День погас. Берега затянуло мглой. Отвесные волны шли без конца и края. Первые градины сухо защелкали по веслам и лодке. Юрия Петровича вскользь ударило по виску — обожгло немеющей болью. Он выпустил весло, схватился за голову.
— О-о, черт!
Лодка завалилась бортом к ветру. Генка рывком, до боли в плечах, послал весло за спину и выровнял ее. Она разломила носом волну, ухнула вниз и опять взметнулась к низкому набухшему небу.
Тучи рвались на ветру, разметывая космы до вспененных гребней. Вдруг красные лучи солнца отвесно ударили по воде, она загорелась и совсем рядом из белесой мглы вздыбилась бордовая, насквозь пламенеющая волна. Генка крепче сжал весло посиневшими пальцами. Ноздри у него вздрагивали, а глубоко внутри, под самым сердцем, холодило. Волны, тучи — все качалось перед глазами.
Они смутно помнили, как их прибило к берегу. Вышли, пошатываясь, тяжело оттащили лодку к деревьям. Ослабевшие ноги била мелкая дрожь. В лодке серели шершавые градины. Волны выбрасывали на мокрый, утрамбованный ими песок хлопья белой пены и истерзанные водоросли. Над берегом, над камнями дымилась водяная пыль.
По дороге к дому им встретилась Тамара Сергеевна. Мокрое платье плотно облепило ее бедра, с волос стекала вода.
— Боже, какие синие! — воскликнула она и повернулась к сыну. — Домой! Сейчас же домой!
— Я и так иду домой, — независимо ответил Генка и вразвалку, раскачивая по-моряцки плечами, пошел вперед.
Она нервно сплела на руках пальцы.
— Ах, с ним так неспокойно, так неспокойно… Только и ждешь, как бы чего не случилось. Я сегодня, наверно, с ума бы сошла, если бы он был один.
Бухалов промолчал. Шел рядом с ней и потирал саднивший от удара градиной висок. Возле дверей она сказала:
— Переодевайтесь и заходите к нам. Напою вас горячим чаем.
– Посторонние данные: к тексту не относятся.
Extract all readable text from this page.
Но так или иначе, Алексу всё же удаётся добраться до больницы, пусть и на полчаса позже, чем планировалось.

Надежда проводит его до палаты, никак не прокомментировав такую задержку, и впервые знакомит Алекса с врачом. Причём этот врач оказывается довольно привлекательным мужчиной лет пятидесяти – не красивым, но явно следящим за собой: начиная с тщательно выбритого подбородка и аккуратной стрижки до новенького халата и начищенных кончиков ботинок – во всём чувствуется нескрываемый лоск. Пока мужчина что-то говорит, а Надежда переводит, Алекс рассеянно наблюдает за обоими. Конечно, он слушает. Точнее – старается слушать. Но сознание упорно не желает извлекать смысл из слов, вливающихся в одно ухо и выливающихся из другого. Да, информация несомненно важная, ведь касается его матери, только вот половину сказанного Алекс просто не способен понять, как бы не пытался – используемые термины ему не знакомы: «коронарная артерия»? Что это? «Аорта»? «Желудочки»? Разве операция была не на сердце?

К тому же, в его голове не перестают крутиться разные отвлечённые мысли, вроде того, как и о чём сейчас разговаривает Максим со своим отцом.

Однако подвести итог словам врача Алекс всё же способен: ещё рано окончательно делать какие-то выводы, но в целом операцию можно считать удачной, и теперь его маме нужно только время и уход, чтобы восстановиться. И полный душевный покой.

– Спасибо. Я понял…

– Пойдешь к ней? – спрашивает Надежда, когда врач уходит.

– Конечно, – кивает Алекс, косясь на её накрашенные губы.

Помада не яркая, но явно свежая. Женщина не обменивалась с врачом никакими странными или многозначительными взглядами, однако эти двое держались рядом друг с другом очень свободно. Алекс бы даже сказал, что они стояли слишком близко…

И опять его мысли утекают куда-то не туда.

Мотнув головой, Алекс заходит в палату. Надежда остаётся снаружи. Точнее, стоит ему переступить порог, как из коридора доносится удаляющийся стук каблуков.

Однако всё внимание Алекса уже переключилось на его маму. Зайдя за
В комнате Юрий Петрович растер себя лохматым полотенцем и надел все сухое. Постоял, прижимая к затеплившимся щекам еще холодные ладони. Вспомнилось, как облегало Тамару Сергеевну мокрое платье, — отчетливо угадывались груди и живот, подол захлестывал ноги выше колен. Он расстегнул на рубашке верхнюю пуговицу.